My spirits, and expectations, were high this Saturday night when I attended the crowded 8 p.m. showing of Tennessee Williams’ “A Streetcar Named Desire” at the Walnut Street Theatre. With my mind full of the 1951 timeless Elia Kazan film version, with Marlon Brando and Vivien Leigh, I possessed a truly stellar, optimistically hopeful standard for the evening’s performance.
The curtain opened on a small, messy house, and this scenery proved to be the setting for the majority of the play. The lighting was dim and dull, all except the red lampshade later introduced to give the room romance and magic. In this one room set, Blanch Dubois is reunited with her sister Stella, and she soon after meets Stella’s aggressive, short-tempered husband Stanley Kowalski.
The role of Stanley is not one to be taken lightly and I feel Jeffrey Coon did a good job with it, considering the demanding difficulty of playing an abusive alcoholic; not to mention Marlon Brando is kind of a hard act to follow.
When he walked on stage, he didn’t exactly incite the same commanding attention and oozing sexuality of Brando and Coon sounded less like him and more like Ray Romano. However, as the play continued, Jeff got a much better handle on the part and it turned out that he had a great dramatic range, but was perhaps a bit too comic relief and not enough frighteningly intimidating during a few key points, like when he “clears” the dinner table by throwing his plate across the room.
I soon realized that his comic take on the Stanley character went along with the rest of this production’s less serious, more amusing handling of the material. It seemed like the Kowalski had a lot of depth in this version as he could be funny and light-hearted often not just abusive and harsh.

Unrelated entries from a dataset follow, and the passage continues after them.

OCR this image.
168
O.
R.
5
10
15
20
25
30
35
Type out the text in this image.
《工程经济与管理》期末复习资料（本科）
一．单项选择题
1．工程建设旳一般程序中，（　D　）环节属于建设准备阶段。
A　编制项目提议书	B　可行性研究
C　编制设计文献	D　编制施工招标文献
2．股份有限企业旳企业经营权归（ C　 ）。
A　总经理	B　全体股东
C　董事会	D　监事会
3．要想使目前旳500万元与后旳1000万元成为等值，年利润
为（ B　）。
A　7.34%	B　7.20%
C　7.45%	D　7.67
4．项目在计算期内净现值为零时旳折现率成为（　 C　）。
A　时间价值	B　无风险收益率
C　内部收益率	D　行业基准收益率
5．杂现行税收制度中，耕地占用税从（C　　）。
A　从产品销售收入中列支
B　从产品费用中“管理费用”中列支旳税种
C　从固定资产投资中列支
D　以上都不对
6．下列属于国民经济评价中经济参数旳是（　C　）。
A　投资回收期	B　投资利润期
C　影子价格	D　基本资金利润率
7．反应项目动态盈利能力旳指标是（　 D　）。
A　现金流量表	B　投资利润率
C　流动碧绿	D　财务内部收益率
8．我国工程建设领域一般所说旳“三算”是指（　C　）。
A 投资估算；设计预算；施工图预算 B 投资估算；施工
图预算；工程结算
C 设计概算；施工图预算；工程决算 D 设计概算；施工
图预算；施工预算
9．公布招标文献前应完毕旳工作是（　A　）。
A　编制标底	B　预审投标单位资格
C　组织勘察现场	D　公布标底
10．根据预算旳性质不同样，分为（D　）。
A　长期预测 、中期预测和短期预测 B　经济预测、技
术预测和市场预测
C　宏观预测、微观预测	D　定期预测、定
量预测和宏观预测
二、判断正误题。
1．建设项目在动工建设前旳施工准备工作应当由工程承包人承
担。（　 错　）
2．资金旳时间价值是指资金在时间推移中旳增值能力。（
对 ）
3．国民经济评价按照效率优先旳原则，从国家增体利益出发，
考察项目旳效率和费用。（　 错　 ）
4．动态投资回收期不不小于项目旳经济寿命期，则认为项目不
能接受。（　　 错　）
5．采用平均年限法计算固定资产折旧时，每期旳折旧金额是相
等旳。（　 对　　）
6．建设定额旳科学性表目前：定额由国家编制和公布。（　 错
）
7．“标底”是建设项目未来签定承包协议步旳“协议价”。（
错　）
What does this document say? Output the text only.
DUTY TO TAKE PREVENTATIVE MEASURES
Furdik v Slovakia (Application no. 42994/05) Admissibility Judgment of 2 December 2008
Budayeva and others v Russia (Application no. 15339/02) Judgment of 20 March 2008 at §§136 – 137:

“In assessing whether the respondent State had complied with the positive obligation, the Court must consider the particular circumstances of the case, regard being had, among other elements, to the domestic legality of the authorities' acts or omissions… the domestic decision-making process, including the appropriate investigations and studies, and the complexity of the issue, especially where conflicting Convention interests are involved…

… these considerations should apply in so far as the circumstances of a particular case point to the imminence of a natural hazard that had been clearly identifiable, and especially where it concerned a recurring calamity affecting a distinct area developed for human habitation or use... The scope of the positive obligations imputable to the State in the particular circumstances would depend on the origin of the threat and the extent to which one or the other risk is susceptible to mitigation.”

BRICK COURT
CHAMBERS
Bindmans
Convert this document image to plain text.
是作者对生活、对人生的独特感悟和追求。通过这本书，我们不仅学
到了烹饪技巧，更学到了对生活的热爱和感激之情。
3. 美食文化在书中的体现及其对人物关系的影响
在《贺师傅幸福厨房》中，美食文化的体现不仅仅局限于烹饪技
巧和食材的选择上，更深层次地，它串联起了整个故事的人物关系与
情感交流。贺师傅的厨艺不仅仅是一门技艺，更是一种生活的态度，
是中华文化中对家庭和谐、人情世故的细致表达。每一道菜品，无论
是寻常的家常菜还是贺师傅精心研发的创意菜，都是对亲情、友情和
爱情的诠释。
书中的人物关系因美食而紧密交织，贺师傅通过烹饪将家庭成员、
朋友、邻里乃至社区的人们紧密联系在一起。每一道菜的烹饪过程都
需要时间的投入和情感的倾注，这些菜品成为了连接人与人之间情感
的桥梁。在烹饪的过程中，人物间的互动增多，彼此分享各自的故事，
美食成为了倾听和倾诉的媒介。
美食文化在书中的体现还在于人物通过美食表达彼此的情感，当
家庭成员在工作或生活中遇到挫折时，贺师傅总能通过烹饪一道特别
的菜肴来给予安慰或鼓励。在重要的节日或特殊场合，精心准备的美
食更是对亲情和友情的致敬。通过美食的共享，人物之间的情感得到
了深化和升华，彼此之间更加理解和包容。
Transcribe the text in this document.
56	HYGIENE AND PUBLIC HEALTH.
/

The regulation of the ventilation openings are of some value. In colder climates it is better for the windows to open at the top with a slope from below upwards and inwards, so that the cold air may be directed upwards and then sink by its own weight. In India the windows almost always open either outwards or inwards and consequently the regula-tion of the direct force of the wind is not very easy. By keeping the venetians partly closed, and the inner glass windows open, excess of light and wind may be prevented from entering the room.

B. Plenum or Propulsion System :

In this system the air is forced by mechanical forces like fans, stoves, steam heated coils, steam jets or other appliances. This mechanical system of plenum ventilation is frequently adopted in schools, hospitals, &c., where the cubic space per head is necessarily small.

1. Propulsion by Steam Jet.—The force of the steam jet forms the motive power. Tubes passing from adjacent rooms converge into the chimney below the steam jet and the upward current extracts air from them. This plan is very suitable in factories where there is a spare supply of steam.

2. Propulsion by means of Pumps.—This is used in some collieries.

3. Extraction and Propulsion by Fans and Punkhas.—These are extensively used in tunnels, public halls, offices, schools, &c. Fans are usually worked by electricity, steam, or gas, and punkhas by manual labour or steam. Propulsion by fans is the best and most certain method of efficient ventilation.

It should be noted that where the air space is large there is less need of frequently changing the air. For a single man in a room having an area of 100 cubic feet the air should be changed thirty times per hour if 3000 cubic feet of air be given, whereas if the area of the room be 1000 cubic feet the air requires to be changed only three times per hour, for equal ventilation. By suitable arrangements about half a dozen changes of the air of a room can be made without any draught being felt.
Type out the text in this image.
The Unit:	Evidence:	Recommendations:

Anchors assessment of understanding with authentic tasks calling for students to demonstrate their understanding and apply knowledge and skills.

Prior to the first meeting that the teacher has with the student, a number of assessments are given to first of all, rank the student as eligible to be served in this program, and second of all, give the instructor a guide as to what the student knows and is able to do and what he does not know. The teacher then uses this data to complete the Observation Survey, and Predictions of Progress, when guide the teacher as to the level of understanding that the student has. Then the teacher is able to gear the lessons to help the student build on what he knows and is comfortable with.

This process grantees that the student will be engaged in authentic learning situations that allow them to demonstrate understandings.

I quickly noticed Stella’s southern accent came and went, more frequently, but Blanche’s voice was dead-on and actually sounded exactly, I mean exactly like Vivian Leigh.
I have to say that Blanche stole the show, giving a definitive, maybe even career-making performance. There was a lot more background and history for her in this play than in the film, especially when she retells the story of catching her former, deceased husband with another man.
Blanche is clearly being haunted by her past, her out of control emotions, her failed, tragic marriage and her bizarre relationship with Stanley. Something always seems to be bothering her, like she has something to hide and this anxious insecurity is both revealed and fueled by excessive drinking, deluded fantasies, constant bathing and incessant lying.
Between scenes, there was occasional representational evidence of New Orleans street life, like interracial couples kissing, a prostitute snorting cocaine, a criminal outrunning a policeman and the like.
The three intermissions were not necessary, as the second act seemed like a mere ten or fifteen minutes long. Interlude jazz music and bustling urban noises set the mood nicely, but could have been more prominent, especially during intense, sexually charged scenes. There was also a flowing, very believable transition of scenes and passage of time.
The famous Stella scene was fairly well done, but could have used amore dramatic buildup, with more than one drawn out, overdone, “STELLA!” The climatic scene with Stanley and Blanche was probably the most intense, bordering on humorous, yet it was not that clear that he rapes her at this point when Stanley just lifts her up violently right before the curtain closes and then the incident is only very briefly mentioned in the following, concluding scene.
In the end, it seems completely understood that Stella will stay with Stanley and they will continue living the same crazy, wild life, only now with an innocent child in the picture; a truly tragic ending. “We just gotta keep going, no matter what.”
This little piece of advice did emphasis the hopeless, apathy of these characters, who never strive for anything more than what they’ve grown to settle for and never realize that they can regain morality and dignity and instead just accept their situation and animalistic urges after lowering their standards to accommodate the harshness of reality.
Meanwhile, the sensitive, caring compassionate character, Blanche, must be the crazy one, unable to deal with her overwhelming feelings or the poetic, empathetic heart that ultimately all drive her insane.
The only way to live with the disheartening coldness of this painful New Orleans world is by killing this compassionate sense and losing all romanticism and idealistic fantasy.
Though Blanche did seem crazed, she was relatable, just sensitive and exposed to too much negative, a sweet soul taken advantage of a destroyed.
As a whole, this version could have been a lot more serious, with less comic relief and less cheesy add-in material, like when Blanche concluded a dramatic, bordering suicidal monologue with “I want to die of an unripe grape”.
I actually noticed several lines added not in the original version, usually for comical relief, and with a certain cheesy, mood lightning. This was a poor choice, I believe, as it took away from the intensity and tone of the piece, and lessened the dramatic impression the story’s tragic premise yields.
They did a fine job besides this slightly weakening stylistic choice, and the dramatic intensity was very real, and present throughout. Brando would be pleased, as was I. Bravo!